Como cuadrúpedos masivos, los saurópodos desarrollaron miembros especializados con resistencia al peso. Los pies traseros eran anchos y en la mayoría de las especies retuvieron tres garras.

Biología de los dinosaurios saurópodos

Biología de los dinosaurios saurópodos

En comparación con otros animales eran particularmente inusuales sus pies frontales modificados. Los pies frontales de los saurópodos eran muy distintos a los de cuadrúpedos modernos grandes, como los elefantes. En lugar de abrirse hacia los costados para crear un pie ancho como en los elefantes, los huesos de los saurópodos estaban conformados en columnas verticales con huesos de los dedos reducidos. Los pies frontales estaban tan modificados en los eusarópodos que los dedos individuales no eran visibles.

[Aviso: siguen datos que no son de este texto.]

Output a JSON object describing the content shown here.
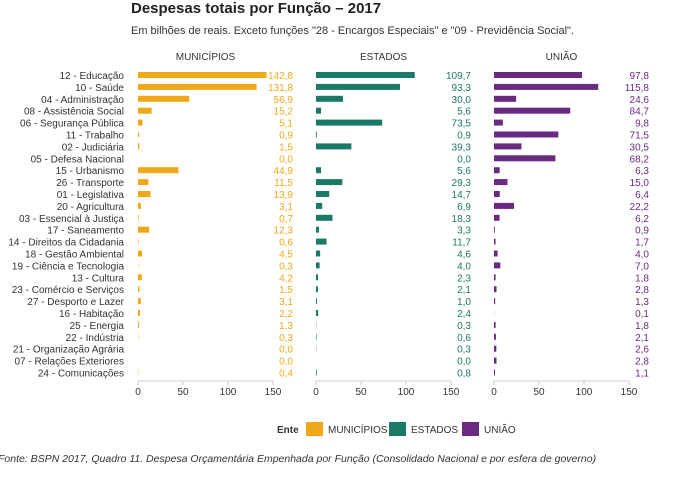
{
  "title": "Despesas totais por Função  –  2017",
  "subtitle": "Em bilhões de reais. Exceto funções \"28 - Encargos Especiais\" e \"09 - Previdência Social\".",
  "source": "Fonte: BSPN 2017, Quadro 11. Despesa Orçamentária Empenhada por Função (Consolidado Nacional e por esfera de governo)",
  "legend": {
    "title": "Ente"
  },
  "colors": {
    "municipios": "#f0a818",
    "estados": "#1a7a66",
    "uniao": "#6a2a80",
    "axis": "#cccccc"
  },
  "chart_data": {
    "type": "bar",
    "orientation": "horizontal",
    "categories": [
      "12 - Educação",
      "10 - Saúde",
      "04 - Administração",
      "08 - Assistência Social",
      "06 - Segurança Pública",
      "11 - Trabalho",
      "02 - Judiciária",
      "05 - Defesa Nacional",
      "15 - Urbanismo",
      "26 - Transporte",
      "01 - Legislativa",
      "20 - Agricultura",
      "03 - Essencial à Justiça",
      "17 - Saneamento",
      "14 - Direitos da Cidadania",
      "18 - Gestão Ambiental",
      "19 - Ciência e Tecnologia",
      "13 - Cultura",
      "23 - Comércio e Serviços",
      "27 - Desporto e Lazer",
      "16 - Habitação",
      "25 - Energia",
      "22 - Indústria",
      "21 - Organização Agrária",
      "07 - Relações Exteriores",
      "24 - Comunicações"
    ],
    "series": [
      {
        "name": "MUNICÍPIOS",
        "color": "#f0a818",
        "values": [
          142.8,
          131.8,
          56.9,
          15.2,
          5.1,
          0.9,
          1.5,
          0.0,
          44.9,
          11.5,
          13.9,
          3.1,
          0.7,
          12.3,
          0.6,
          4.5,
          0.3,
          4.2,
          1.5,
          3.1,
          2.2,
          1.3,
          0.3,
          0.0,
          0.0,
          0.4
        ],
        "labels": [
          "142,8",
          "131,8",
          "56,9",
          "15,2",
          "5,1",
          "0,9",
          "1,5",
          "0,0",
          "44,9",
          "11,5",
          "13,9",
          "3,1",
          "0,7",
          "12,3",
          "0,6",
          "4,5",
          "0,3",
          "4,2",
          "1,5",
          "3,1",
          "2,2",
          "1,3",
          "0,3",
          "0,0",
          "0,0",
          "0,4"
        ]
      },
      {
        "name": "ESTADOS",
        "color": "#1a7a66",
        "values": [
          109.7,
          93.3,
          30.0,
          5.6,
          73.5,
          0.9,
          39.3,
          0.0,
          5.6,
          29.3,
          14.7,
          6.9,
          18.3,
          3.3,
          11.7,
          4.6,
          4.0,
          2.3,
          2.1,
          1.0,
          2.4,
          0.3,
          0.6,
          0.3,
          0.0,
          0.8
        ],
        "labels": [
          "109,7",
          "93,3",
          "30,0",
          "5,6",
          "73,5",
          "0,9",
          "39,3",
          "0,0",
          "5,6",
          "29,3",
          "14,7",
          "6,9",
          "18,3",
          "3,3",
          "11,7",
          "4,6",
          "4,0",
          "2,3",
          "2,1",
          "1,0",
          "2,4",
          "0,3",
          "0,6",
          "0,3",
          "0,0",
          "0,8"
        ]
      },
      {
        "name": "UNIÃO",
        "color": "#6a2a80",
        "values": [
          97.8,
          115.8,
          24.6,
          84.7,
          9.8,
          71.5,
          30.5,
          68.2,
          6.3,
          15.0,
          6.4,
          22.2,
          6.2,
          0.9,
          1.7,
          4.0,
          7.0,
          1.8,
          2.8,
          1.3,
          0.1,
          1.8,
          2.1,
          2.6,
          2.8,
          1.1
        ],
        "labels": [
          "97,8",
          "115,8",
          "24,6",
          "84,7",
          "9,8",
          "71,5",
          "30,5",
          "68,2",
          "6,3",
          "15,0",
          "6,4",
          "22,2",
          "6,2",
          "0,9",
          "1,7",
          "4,0",
          "7,0",
          "1,8",
          "2,8",
          "1,3",
          "0,1",
          "1,8",
          "2,1",
          "2,6",
          "2,8",
          "1,1"
        ]
      }
    ],
    "xlim": [
      0,
      150
    ],
    "xticks": [
      0,
      50,
      100,
      150
    ],
    "xtick_labels": [
      "0",
      "50",
      "100",
      "150"
    ],
    "legend_position": "bottom-center",
    "grid": false
  }
}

La forma del hueso del pie delantero (metacarpio) era semi-sircular en los eusarópodos, por lo que las huellas de los saurópodos tenían forma de herradura. A diferencia de los elefantes, la evidencia muestra que los saurópodos no tenían ningún refuerzo para resguardar el pie frontal, haciéndolos cóncavos. La única garra visible en la mayoría de los saurópodos era la de su pulgar. Casi todos lo saurópodos tenían esa garra, aunque no se sabe cuál era su función. La garra era más larga en los diplódocidos y muy pequeña en los braquiosáuridos, algunos de los cuales parecen haber perdido por completo la garra según la evidencia.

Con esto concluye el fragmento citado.